Ещё одна неудачная попытка. В скомканной бумажке было не просто имя. Ты осмотрел меня с ног до головы и облёк чернила в плоть. Ты создал меня, и назвал. И позвал. С самого начала я не знала, что для чего-то нужна. Я не могла “просто принять мир”, ведь и не было модели иного существования, всё моё бытиё – уже ты. Наши разговоры и опыты были игрой. Тебя интересовала моя сила, фантазия, агрессия, моё зрение, мой иммунитет. Я была твоей, поэтому спокойно легла под нож, замерла на хирургическом столе, молча глазела в потолок, когда ты раскрывал мои тайны, делил меня на части и складывал эти части по полочкам. Онемела кожа, белки глаз подёрнулись радужной плёнкой, и в сливное отверстие стола убегала кровь, смешанная с чернилами. Я нема и безоружна для тебя, такой ты меня сотворил; как бы тебе не мнилось, что я враг, и тело моё надобно сжечь и прах развеять на перекрёстках. Я всего лишь бесконечно влюблённая в тебя сестра-близнец, последыш.

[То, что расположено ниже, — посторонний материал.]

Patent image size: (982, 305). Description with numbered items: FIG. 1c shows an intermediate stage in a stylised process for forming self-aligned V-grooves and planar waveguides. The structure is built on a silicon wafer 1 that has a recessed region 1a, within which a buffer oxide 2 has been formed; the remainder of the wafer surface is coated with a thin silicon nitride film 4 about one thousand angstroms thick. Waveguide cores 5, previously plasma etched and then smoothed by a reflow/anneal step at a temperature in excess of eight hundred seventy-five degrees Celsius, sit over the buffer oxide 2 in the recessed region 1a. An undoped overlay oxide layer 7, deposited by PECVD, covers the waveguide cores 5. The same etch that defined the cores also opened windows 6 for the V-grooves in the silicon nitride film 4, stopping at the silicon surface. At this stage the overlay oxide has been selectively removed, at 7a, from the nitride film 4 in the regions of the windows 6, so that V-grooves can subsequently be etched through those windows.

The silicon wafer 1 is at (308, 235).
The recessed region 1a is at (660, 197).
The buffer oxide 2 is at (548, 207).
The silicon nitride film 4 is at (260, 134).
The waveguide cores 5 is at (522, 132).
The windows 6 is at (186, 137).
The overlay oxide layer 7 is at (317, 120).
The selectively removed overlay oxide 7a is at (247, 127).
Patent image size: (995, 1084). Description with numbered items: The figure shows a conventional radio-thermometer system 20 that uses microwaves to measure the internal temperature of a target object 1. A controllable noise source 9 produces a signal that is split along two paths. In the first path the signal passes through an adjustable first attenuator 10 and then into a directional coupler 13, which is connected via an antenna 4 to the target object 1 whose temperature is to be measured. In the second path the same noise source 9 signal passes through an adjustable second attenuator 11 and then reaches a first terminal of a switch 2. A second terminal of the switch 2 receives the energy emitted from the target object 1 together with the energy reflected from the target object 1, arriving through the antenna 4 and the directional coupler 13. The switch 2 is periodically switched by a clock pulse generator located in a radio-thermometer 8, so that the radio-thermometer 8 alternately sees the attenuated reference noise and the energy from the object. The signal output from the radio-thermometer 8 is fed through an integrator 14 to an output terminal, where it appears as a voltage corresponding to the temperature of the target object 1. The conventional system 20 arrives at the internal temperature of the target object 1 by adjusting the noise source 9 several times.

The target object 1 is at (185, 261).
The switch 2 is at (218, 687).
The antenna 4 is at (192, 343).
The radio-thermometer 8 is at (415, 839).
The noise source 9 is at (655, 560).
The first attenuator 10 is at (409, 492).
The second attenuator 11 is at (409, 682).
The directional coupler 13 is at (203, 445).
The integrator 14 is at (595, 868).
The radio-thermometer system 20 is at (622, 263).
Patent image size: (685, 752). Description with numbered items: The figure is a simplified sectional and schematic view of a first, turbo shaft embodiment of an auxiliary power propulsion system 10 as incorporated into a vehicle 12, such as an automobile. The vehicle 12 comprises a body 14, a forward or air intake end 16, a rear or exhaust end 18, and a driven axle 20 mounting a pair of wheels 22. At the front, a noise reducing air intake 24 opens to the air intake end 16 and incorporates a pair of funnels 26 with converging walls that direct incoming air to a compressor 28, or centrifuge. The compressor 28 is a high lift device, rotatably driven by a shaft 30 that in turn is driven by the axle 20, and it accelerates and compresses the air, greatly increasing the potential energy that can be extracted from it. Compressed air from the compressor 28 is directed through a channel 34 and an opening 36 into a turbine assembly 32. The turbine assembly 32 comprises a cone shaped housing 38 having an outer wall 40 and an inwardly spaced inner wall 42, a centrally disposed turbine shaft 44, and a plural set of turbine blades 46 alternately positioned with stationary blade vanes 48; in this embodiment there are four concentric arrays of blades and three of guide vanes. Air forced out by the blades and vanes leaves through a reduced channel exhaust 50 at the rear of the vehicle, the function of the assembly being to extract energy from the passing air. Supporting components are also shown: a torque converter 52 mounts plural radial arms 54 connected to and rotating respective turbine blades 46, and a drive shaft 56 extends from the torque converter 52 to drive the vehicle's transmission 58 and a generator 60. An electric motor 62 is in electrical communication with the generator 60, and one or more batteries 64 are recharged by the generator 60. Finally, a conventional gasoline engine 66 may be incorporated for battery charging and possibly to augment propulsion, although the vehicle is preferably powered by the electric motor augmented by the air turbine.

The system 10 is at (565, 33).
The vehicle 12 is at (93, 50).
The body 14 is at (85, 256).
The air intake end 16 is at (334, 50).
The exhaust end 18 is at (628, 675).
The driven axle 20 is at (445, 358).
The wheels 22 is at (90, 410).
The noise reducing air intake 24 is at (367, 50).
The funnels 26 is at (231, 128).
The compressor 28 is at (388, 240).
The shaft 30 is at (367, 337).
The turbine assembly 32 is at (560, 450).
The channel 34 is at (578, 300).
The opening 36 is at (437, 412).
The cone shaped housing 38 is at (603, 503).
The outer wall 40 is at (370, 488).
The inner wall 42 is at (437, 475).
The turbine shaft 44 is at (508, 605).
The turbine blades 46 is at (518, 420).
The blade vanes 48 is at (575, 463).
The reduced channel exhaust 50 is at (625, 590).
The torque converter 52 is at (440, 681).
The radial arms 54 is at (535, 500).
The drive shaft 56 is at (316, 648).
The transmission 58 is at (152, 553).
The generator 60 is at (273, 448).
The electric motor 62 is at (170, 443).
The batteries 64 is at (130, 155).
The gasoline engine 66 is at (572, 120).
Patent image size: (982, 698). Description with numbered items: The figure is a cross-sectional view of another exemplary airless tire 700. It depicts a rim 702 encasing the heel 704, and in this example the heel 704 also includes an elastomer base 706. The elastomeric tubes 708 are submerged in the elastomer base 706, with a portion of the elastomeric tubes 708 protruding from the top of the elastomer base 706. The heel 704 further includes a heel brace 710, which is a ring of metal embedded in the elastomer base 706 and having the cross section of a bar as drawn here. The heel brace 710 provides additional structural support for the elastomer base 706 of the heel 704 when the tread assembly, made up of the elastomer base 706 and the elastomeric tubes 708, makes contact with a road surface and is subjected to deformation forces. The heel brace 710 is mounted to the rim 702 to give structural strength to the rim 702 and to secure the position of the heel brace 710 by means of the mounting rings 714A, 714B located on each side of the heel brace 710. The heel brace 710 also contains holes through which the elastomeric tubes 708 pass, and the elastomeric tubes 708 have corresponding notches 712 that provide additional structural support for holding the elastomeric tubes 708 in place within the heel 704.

Закатные лучи низко, плотным слоем, ложились на траву, дома тонули в них по горлышко, вставали га цыпочки. Захлёбывались стрекозы, большие и блестящие. И садились на верхушки крыш. Дышали ветра над водой. Счастливая утопленница неведимкой проходила по улицам, временами становясь тонкой, как папиросная бумага, чтобы протиснуться между не замечающими её людьми. Она видела близко их блуждающие взгляды: гладкие глазные яблоки лениво вращались, как маринованные оливки; солнце накладывало слепые лаковые блики на них и очерчивало на лице каждую пору-кратер ослепительной рыжиной. Ей становилось тошно от их дыхания, бессмысленными казались переваливающиеся тела. Ещё чуть-чуть и случится забыться самой, и останется просто перекатываться и переваливаться – клок газеты. Глотнув света над макушками в толпе, она скользнула в боковой переулок, пошла прочь от города и дальше “стрекозиных” домов. Там, на пустыре, она вечерами хоронила птиц. Держа их в ладонях-лодочках, о чём-то шептала на прощание. Возможно, о том, как целыми днями шьёт крапивные рубашки…
Каждый раз, когда тугие слизни человеческой очереди вползают в чёрные глотки подъездов, терминалов, переходов, поездов, где-то один человек, взяв кисть и масло, рисует выход – прохладу, сирень и ранние звёзды. Когда он пальцем проводит по округлым мазкам, и ему чудится, что пахнет маем, человечество проходит сквозь рамки металлоискателей, и самолёты его мчат по распахнутым небесам. Они пристёгнуты и сжаты в железной капсуле, которая оберегает их жизни, пока не откроется уже перед трапом, металлоискателем, стерильными кишками коридоров и переходов, залов, подъездов… В это время один человек видит музыку – глубокого синего цвета, с каплей одиночества, бархатную, чуть торопливую, иногда замирающую и вспархивающую. Его музыка – без начала и конца. У картин нет рам, река поэзии, как и Лета, замкнута на себя, руки мастера не устают ласкать мрамор. Если замереть и приглядеться, то прямоугольные границы отступают. Это как-будто ты ослеп: фигурка как точка отсчёта, вокруг которой внезапно разливается пространство без границ. навсегда в бессмертии. То есть там, где нет предыдущей ступени и не будет следующей остановки. Ты – пылинка, там – мир.